Among an extraordinary collection of memorabilia are several personal letters, including a particularly touching one dated 31st May 1815 to Private George Davis of the 1st Guards from his girl in London, a German patriotic poem, a German soldier's mud-stained birth certificate, a home-leave pass for a Brunswicker, sheets of trumpet music, a French song ridiculing Louis XVIII and a prison record sheet dated 16th May 1815 listing ten British soldiers, four of whom had been locked up for drunkenness, signed by Sergeant Joshua Robinson of the 33rd Regiment.
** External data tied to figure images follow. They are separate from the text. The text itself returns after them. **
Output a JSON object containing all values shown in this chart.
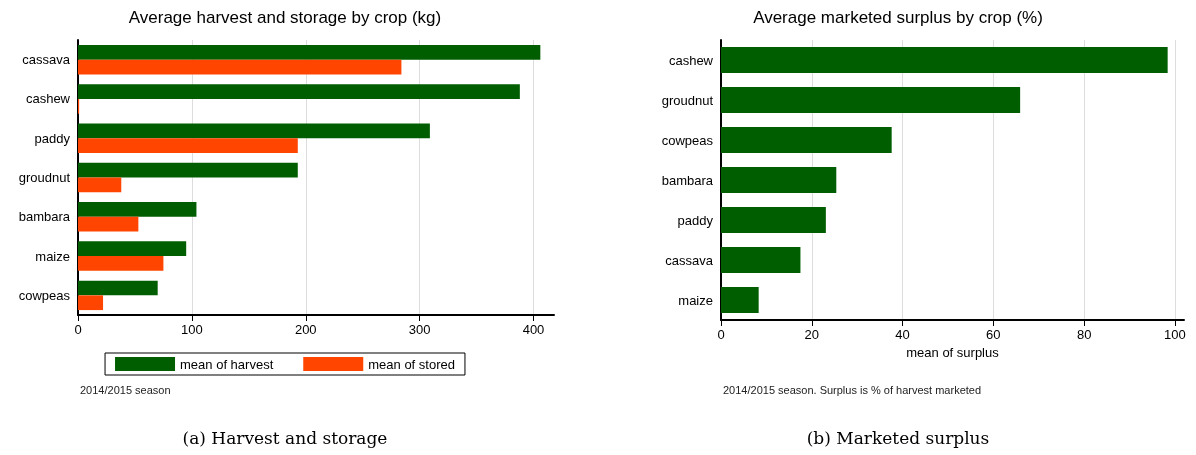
{
  "chart_data": [
    {
      "type": "bar",
      "orientation": "horizontal",
      "title": "Average harvest and storage by crop (kg)",
      "categories": [
        "cassava",
        "cashew",
        "paddy",
        "groudnut",
        "bambara",
        "maize",
        "cowpeas"
      ],
      "series": [
        {
          "name": "mean of harvest",
          "color": "#005e00",
          "values": [
            406,
            388,
            309,
            193,
            104,
            95,
            70
          ]
        },
        {
          "name": "mean of stored",
          "color": "#ff4500",
          "values": [
            284,
            1,
            193,
            38,
            53,
            75,
            22
          ]
        }
      ],
      "xlim": [
        0,
        418
      ],
      "xticks": [
        0,
        100,
        200,
        300,
        400
      ],
      "grid": "x",
      "legend": "bottom",
      "annotations": [
        "2014/2015 season",
        "(a) Harvest and storage"
      ]
    },
    {
      "type": "bar",
      "orientation": "horizontal",
      "title": "Average marketed surplus by crop (%)",
      "xlabel": "mean of surplus",
      "categories": [
        "cashew",
        "groudnut",
        "cowpeas",
        "bambara",
        "paddy",
        "cassava",
        "maize"
      ],
      "series": [
        {
          "color": "#005e00",
          "values": [
            98.4,
            65.9,
            37.6,
            25.4,
            23.1,
            17.5,
            8.3
          ]
        }
      ],
      "xlim": [
        0,
        102
      ],
      "xticks": [
        0,
        20,
        40,
        60,
        80,
        100
      ],
      "grid": "x",
      "annotations": [
        "2014/2015 season. Surplus is % of harvest marketed",
        "(b) Marketed surplus"
      ]
    }
  ]
}
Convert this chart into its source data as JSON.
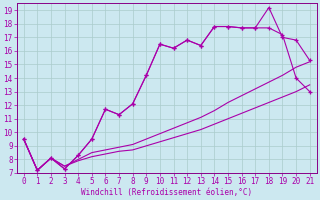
{
  "xlabel": "Windchill (Refroidissement éolien,°C)",
  "bg_color": "#cce8f0",
  "line_color": "#aa00aa",
  "grid_color": "#aacccc",
  "spine_color": "#880088",
  "xlim": [
    -0.5,
    21.5
  ],
  "ylim": [
    7,
    19.5
  ],
  "xticks": [
    0,
    1,
    2,
    3,
    4,
    5,
    6,
    7,
    8,
    9,
    10,
    11,
    12,
    13,
    14,
    15,
    16,
    17,
    18,
    19,
    20,
    21
  ],
  "yticks": [
    7,
    8,
    9,
    10,
    11,
    12,
    13,
    14,
    15,
    16,
    17,
    18,
    19
  ],
  "line1_x": [
    0,
    1,
    2,
    3,
    4,
    5,
    6,
    7,
    8,
    9,
    10,
    11,
    12,
    13,
    14,
    15,
    16,
    17,
    18,
    19,
    20,
    21
  ],
  "line1_y": [
    9.5,
    7.2,
    8.1,
    7.3,
    8.3,
    9.5,
    11.7,
    11.3,
    12.1,
    14.2,
    16.5,
    16.2,
    16.8,
    16.4,
    17.8,
    17.8,
    17.7,
    17.7,
    19.2,
    17.0,
    16.8,
    15.3
  ],
  "line2_x": [
    0,
    1,
    2,
    3,
    4,
    5,
    6,
    7,
    8,
    9,
    10,
    11,
    12,
    13,
    14,
    15,
    16,
    17,
    18,
    19,
    20,
    21
  ],
  "line2_y": [
    9.5,
    7.2,
    8.1,
    7.3,
    8.3,
    9.5,
    11.7,
    11.3,
    12.1,
    14.2,
    16.5,
    16.2,
    16.8,
    16.4,
    17.8,
    17.8,
    17.7,
    17.7,
    17.7,
    17.2,
    14.0,
    13.0
  ],
  "line3_x": [
    0,
    1,
    2,
    3,
    4,
    5,
    6,
    7,
    8,
    9,
    10,
    11,
    12,
    13,
    14,
    15,
    16,
    17,
    18,
    19,
    20,
    21
  ],
  "line3_y": [
    9.5,
    7.2,
    8.1,
    7.5,
    8.0,
    8.5,
    8.7,
    8.9,
    9.1,
    9.5,
    9.9,
    10.3,
    10.7,
    11.1,
    11.6,
    12.2,
    12.7,
    13.2,
    13.7,
    14.2,
    14.8,
    15.2
  ],
  "line4_x": [
    0,
    1,
    2,
    3,
    4,
    5,
    6,
    7,
    8,
    9,
    10,
    11,
    12,
    13,
    14,
    15,
    16,
    17,
    18,
    19,
    20,
    21
  ],
  "line4_y": [
    9.5,
    7.2,
    8.1,
    7.5,
    7.9,
    8.2,
    8.4,
    8.6,
    8.7,
    9.0,
    9.3,
    9.6,
    9.9,
    10.2,
    10.6,
    11.0,
    11.4,
    11.8,
    12.2,
    12.6,
    13.0,
    13.5
  ]
}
Equally poignant are the objects in the collection: a knitted bonnet with the chequered brow-band of a Scottish regiment, a scarlet and gold epaulette, a pair of unused linen gaiters, a veritable cascade of capbadges, buttons, and cockades, a rusty musket ball, a fragment of a cuirasse and other items of the kind that early visitors record being pestered by local people to buy.

Count d'Oultremont has generously placed a selection of these eloquent objects on loan for display at Hougoumont. Studying them brings one very close to those who died in the dreadful slaughter of 18th June 1815 and visitors emerge to explore this hauntingly evocative place in a suitably thoughtful frame of mind.